On the other hand, argues Gary Matthews, a consultant in Atlanta, it’s likely that physician-owned facilities “will be regulated out of existence” sooner or later, to save the government money. That’s less likely to happen with ancillary facilities and surgery centers that are jointly owned by doctors and hospitals. So, whether or not bundling emerges, doctors should consider joint-venturing with hospitals, he says.

Meanwhile, hospitals themselves are moving to align physician incentives with their own financial incentives. One way in which they’re doing that is to step up their hiring of both specialists and primary-care physicians.

How would reimbursement be affected?

Episode-of-care or post-acute-care bundling is much easier to do in a healthcare system that employs physicians, or in a large multispecialty group like the Geisinger Clinic. But Hamory believes it could be done effectively under a gainsharing arrangement in which physicians and hospitals work together to improve care and contain costs. Such an approach, he says, might even result in increased physician reimbursement.


Other observers are less optimistic that hospitals would treat physicians fairly. Matthews recalls that when some physician-hospital organizations (PHOs) took global capitation from HMOs in the 1990s, doctors tended to get the short end of the stick. Even if half of the PHO’s board consisted of doctors, one or two of them, like the chief of staff or the medical director, would be in the hospital’s orbit, he recalls.

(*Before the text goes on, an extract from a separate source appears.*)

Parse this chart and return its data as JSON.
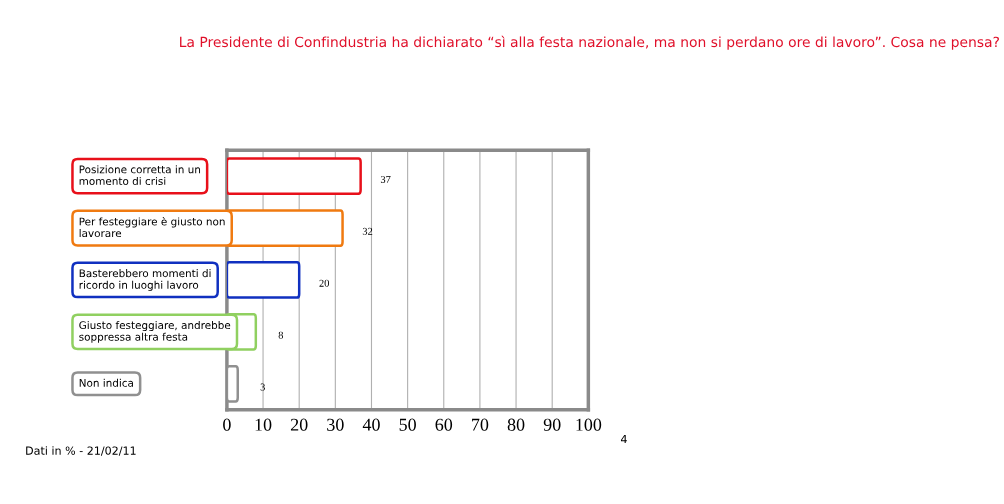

It’s inevitable that primary-care physicians will be involved in nonprocedural bundling, even if they never go to the hospital. Brown thinks that primary-care doctors would fare the worst under bundling, because they’d get paid only after the hospitals and specialists had taken their cut.

In any case, William Jessee, MD, president of the Medical Group Management Association, believes that we’re heading toward a new era in which most physicians will work for large, integrated organizations that will receive some kind of bundled payments or even global budgets.

“The push is going to be towards more integration of physicians, hospitals, home health, and other services,” Jessee says. “And Medicare or a private insurer may put the provider at risk, instead of the insurer being at risk. It’s not explicit, but it’s implicit in a lot of the reform discussions that that’s the direction that Congress and the Obama administration would like to move in.”